Kulenin aşırı yüksekliği felsefi olarak cenneti ve dünyayı tasarım yoluyla birleştirmek arzusuyla haklı çıkar. Bir kere inşa edildiğinde, ülkenin tamamının en yüksek dördüncü olacak. Kule, cephe kenarlarının buz gibi daha parlak olmasını sağlayacak LED'lerin yer alacağı gecelerde, kristal görünümüyle daha da vurgulanan karmaşık bir açılı sırt koleksiyonuna sahip. Zemin seviyesinde devasa bir gölgelik, buzulla sırlanmış kuleye yaya yaklaşımının bir kısmını kapsar. Bu kadar yüksek tasarlanan bir bina için en önemli kısım tabi ki asansör. Asansörün nasıl olacağı ile ilgili net açıklama olmasa da LED ’lerle aydınlatılan sırtların tasarımına uygun yapılmasının planlandığı düşünülmekte. Ayrıca son dönem gökdelenlerinin olmazsa olmazı Ultrarope çelik halat teknolojisi de böyle bir binanın asansörü için muhteşem olacaktır. Bu teknoloji, geleneksel çelik halatlardan farklı olarak binaya daha hafiflik sağlıyor.
Yürüyen merdiven ilk kez 120 yıl önce Coney Adası’nda kuruldu. Coney Adası, heyecan verici güzelliğe sahip eğlence dolu küçük bir ada, yani teknoloji deyince akla gelen yerlerden biri değil. Ancak 19. Yüzyılın sonlarında dünyanın ilk yürüyen merdivenine sahip olarak adını duyurdu.

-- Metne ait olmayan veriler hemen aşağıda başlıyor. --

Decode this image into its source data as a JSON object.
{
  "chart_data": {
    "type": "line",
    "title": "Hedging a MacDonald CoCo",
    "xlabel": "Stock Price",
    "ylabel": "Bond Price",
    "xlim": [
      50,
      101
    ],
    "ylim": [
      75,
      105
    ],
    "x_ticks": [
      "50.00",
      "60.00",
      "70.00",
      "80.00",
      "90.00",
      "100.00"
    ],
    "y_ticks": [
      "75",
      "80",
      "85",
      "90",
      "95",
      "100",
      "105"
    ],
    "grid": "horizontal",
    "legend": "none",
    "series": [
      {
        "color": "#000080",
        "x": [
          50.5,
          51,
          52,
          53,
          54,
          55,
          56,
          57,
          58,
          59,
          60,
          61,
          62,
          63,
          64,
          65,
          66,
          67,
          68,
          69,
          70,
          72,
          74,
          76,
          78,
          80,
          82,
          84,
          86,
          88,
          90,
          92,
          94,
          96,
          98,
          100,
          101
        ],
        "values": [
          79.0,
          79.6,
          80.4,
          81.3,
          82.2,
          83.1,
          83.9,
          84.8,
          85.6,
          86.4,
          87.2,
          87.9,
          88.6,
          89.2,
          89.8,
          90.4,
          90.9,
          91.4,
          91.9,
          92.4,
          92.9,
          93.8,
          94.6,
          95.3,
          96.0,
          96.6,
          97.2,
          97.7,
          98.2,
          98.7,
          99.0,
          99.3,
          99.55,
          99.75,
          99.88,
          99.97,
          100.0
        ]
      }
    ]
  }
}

1896 yılında, mühendis Jesse W. Reno Coney Adası’ndaki eski demir iskelesine patentini “Sonsuz Konveyör Asansörü” getirdi. Bunu eğimli asansör olarak adlandırdı. Reno’nun icadı, 25 derecelik açıyla eğimliydi ve 7 metre uzunluğundan oluşuyordu. Ayrıca yürüyen merdivende, basamak yerine basma çekme pabuçlarıyla biçimlendirilmiş konveyör benzeri kemer kullanılıyordu. Coney Adası’nın yürüyen merdiveninin yaklaşık 75 bin kişiyi taşıdığı söyleniyor.

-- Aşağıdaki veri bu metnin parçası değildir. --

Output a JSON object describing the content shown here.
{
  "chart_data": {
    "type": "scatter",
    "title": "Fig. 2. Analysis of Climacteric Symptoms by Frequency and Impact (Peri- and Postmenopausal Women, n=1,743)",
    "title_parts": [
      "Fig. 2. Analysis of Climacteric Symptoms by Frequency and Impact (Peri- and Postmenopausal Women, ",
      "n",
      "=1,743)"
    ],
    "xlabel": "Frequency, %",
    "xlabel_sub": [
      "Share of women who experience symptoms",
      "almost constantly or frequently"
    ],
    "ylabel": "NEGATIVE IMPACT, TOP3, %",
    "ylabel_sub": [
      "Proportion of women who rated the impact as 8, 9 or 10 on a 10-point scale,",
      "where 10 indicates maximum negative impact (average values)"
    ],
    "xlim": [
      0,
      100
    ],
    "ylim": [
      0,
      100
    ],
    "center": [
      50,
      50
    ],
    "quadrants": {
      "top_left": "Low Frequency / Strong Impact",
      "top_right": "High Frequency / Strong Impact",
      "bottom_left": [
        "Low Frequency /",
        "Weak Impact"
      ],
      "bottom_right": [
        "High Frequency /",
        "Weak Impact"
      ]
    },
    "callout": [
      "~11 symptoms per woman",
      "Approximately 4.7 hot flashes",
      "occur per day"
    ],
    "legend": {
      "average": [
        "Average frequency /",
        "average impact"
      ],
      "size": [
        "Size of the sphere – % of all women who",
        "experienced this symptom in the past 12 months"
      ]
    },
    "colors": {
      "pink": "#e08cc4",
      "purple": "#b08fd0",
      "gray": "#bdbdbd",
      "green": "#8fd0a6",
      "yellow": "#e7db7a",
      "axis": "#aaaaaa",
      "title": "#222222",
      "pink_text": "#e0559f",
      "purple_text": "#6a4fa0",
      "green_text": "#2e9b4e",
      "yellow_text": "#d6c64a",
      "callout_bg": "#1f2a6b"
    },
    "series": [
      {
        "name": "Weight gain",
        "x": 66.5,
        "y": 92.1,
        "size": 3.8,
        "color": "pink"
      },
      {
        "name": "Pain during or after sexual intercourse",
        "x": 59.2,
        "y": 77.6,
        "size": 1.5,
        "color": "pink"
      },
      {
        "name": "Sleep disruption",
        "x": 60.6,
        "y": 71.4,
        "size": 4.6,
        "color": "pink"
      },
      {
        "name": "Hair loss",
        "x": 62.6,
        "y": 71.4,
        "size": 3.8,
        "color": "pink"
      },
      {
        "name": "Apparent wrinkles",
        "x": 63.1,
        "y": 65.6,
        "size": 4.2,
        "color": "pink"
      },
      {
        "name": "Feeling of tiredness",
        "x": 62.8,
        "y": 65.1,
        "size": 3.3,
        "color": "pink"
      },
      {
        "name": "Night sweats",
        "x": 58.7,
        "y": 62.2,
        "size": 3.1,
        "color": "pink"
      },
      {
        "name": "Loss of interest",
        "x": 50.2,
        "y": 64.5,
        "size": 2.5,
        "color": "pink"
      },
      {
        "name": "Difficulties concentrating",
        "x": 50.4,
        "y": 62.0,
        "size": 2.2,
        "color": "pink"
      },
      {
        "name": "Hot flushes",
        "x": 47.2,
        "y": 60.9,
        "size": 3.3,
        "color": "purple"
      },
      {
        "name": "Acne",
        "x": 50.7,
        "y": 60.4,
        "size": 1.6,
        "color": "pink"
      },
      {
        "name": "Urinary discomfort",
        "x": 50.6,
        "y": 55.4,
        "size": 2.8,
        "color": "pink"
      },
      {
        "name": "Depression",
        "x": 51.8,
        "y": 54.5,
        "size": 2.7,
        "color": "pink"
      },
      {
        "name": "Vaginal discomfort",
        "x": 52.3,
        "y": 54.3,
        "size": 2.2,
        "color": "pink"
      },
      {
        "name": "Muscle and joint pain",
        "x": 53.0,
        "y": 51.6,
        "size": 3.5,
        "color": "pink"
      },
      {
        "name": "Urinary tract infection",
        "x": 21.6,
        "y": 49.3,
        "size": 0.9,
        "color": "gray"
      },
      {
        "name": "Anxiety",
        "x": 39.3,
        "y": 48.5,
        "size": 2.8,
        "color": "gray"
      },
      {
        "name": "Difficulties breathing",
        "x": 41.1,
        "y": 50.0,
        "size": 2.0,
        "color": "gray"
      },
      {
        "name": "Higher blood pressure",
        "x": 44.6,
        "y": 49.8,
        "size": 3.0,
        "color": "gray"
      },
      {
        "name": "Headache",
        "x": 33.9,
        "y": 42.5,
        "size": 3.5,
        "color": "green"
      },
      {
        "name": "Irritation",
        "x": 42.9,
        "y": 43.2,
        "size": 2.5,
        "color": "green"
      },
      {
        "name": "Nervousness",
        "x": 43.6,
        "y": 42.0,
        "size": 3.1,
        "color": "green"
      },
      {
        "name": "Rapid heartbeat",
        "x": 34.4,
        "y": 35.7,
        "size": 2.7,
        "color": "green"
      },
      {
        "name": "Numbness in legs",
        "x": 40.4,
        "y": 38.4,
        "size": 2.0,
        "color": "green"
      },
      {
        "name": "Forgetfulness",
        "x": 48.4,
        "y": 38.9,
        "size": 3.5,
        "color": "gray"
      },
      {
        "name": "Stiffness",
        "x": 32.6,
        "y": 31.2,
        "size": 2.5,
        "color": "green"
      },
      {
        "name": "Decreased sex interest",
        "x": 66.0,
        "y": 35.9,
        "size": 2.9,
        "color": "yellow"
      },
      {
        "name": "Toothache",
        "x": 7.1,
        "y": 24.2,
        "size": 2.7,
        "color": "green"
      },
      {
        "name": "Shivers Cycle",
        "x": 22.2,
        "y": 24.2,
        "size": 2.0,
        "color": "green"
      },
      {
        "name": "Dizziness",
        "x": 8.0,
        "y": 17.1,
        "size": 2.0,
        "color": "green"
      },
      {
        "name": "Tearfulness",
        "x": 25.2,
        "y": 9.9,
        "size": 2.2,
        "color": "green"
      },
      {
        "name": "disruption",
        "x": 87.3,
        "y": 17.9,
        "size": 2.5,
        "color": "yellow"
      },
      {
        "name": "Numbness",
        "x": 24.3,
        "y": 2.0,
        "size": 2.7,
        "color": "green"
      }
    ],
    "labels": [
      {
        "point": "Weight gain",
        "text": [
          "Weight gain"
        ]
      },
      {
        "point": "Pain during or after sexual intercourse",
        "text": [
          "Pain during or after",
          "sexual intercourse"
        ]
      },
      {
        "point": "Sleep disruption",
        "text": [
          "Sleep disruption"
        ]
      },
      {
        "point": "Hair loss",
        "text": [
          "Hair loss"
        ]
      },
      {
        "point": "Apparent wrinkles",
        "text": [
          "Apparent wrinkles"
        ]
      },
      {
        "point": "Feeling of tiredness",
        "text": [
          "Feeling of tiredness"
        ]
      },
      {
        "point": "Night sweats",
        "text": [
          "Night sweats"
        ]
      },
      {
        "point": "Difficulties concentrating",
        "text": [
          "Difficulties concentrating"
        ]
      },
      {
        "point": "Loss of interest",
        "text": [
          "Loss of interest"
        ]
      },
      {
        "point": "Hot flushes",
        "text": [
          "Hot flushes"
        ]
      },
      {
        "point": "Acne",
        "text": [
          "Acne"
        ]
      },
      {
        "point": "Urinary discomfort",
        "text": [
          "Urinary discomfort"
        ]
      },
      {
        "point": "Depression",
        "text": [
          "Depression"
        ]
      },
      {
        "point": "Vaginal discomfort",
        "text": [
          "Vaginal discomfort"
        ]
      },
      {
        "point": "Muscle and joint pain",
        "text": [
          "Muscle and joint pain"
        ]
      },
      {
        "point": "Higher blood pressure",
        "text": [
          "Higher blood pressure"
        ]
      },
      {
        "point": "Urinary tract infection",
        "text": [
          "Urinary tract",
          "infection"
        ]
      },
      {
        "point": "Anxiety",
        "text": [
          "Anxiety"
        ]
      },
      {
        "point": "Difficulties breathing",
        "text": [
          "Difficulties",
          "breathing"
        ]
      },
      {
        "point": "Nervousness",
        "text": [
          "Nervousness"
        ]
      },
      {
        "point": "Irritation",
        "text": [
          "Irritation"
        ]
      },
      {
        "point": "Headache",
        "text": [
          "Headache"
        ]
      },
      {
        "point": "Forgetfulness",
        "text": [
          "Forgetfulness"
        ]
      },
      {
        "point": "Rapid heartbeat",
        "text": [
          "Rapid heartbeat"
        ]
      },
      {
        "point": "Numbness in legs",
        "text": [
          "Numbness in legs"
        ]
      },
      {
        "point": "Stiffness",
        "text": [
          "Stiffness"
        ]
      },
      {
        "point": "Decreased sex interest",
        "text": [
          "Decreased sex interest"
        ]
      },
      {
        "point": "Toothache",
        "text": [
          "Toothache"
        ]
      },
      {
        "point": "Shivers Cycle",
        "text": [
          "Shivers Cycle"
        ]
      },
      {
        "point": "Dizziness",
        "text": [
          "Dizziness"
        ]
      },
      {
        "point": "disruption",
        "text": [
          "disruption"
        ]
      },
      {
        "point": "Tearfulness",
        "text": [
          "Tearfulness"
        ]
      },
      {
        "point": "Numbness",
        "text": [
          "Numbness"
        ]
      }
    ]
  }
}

Reno projesini ilk sunduğunda reddedilmiş, ancak takdire şayan ve iddialı bir şehir ulaşımı önerisi için örnek alınmış. Lehigh Üniversitesi Reno’nun mezuniyet belgelerine göre;
1896 yılının başında Newyork’taki yetkililer şehrin caddelerindeki iki katlı bir metro sistemi inşa etmeyi planlıyorlardı. Reno’nun da bunu kolaylaştıracak benzer planları vardı. Planlar, yolcuları sokaktan metro istasyonuna taşımak için kullanılacak eğimli asansörler gibi tasarımları içeriyordu. Projesi reddedildi, ancak fikirlerinin kullanılabileceği ve yeni projeler oluşturulabileceğine karar verildi.

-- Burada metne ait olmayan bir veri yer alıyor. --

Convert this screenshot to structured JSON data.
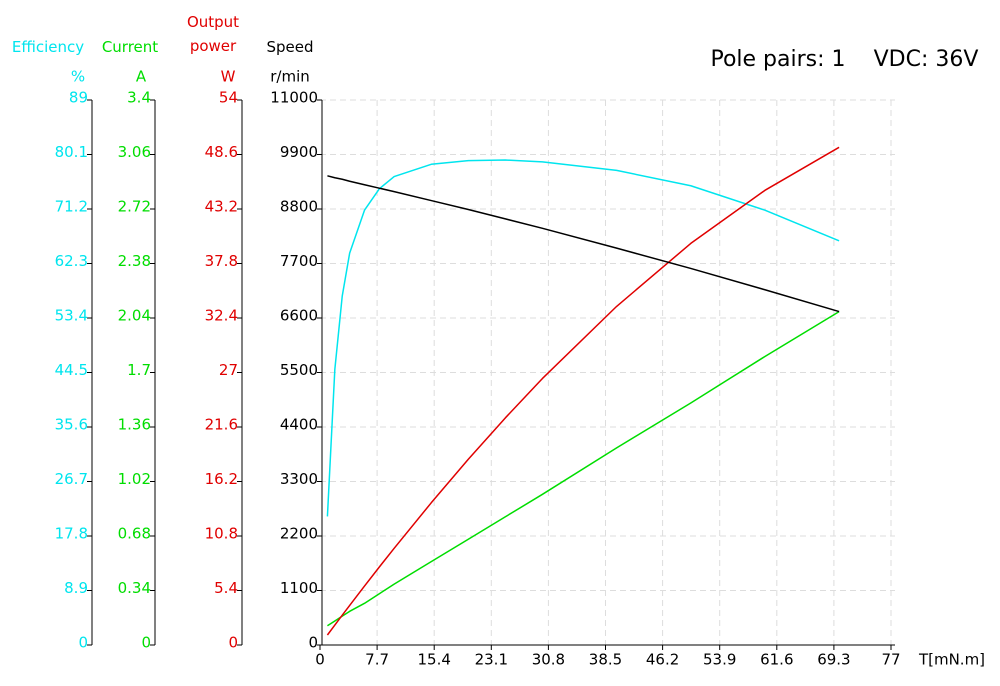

Eğimli asansörde bulunan birçok yenilikçi özellik, günümüzdeki modern yürüyen merdivende de bulunur, kauçuk kaplı zincir sapı ve merdivenin her iki ucundaki parmaklarda tarak da vardır. Bu son özellik kullanıcının ayaklarını ve diğer nesneleri zeminden çıkarırken konveyörün hareketine yapışmasını engeller. Günümüzde sık rastlanan, modern yürüyen merdivenlere kıyasla Reno’nun icadı basit gibi görünse de olağanüstüydü.
Coney Adası’nda kurulan yürüyen merdivenin örnek olmasıyla, aynı tarihlerde yenileri yapılmaya başlandı. Brooklyn Köprüsü’nün Manhattan girişinde geçici olarak bir yürüyen merdiven kuruldu. Bunu takip eden yıllarda sayıları daha da arttı ve başta İngiltere olmak üzere bir çok yerde yürüyen merdivenler kullanılmaya başlandı.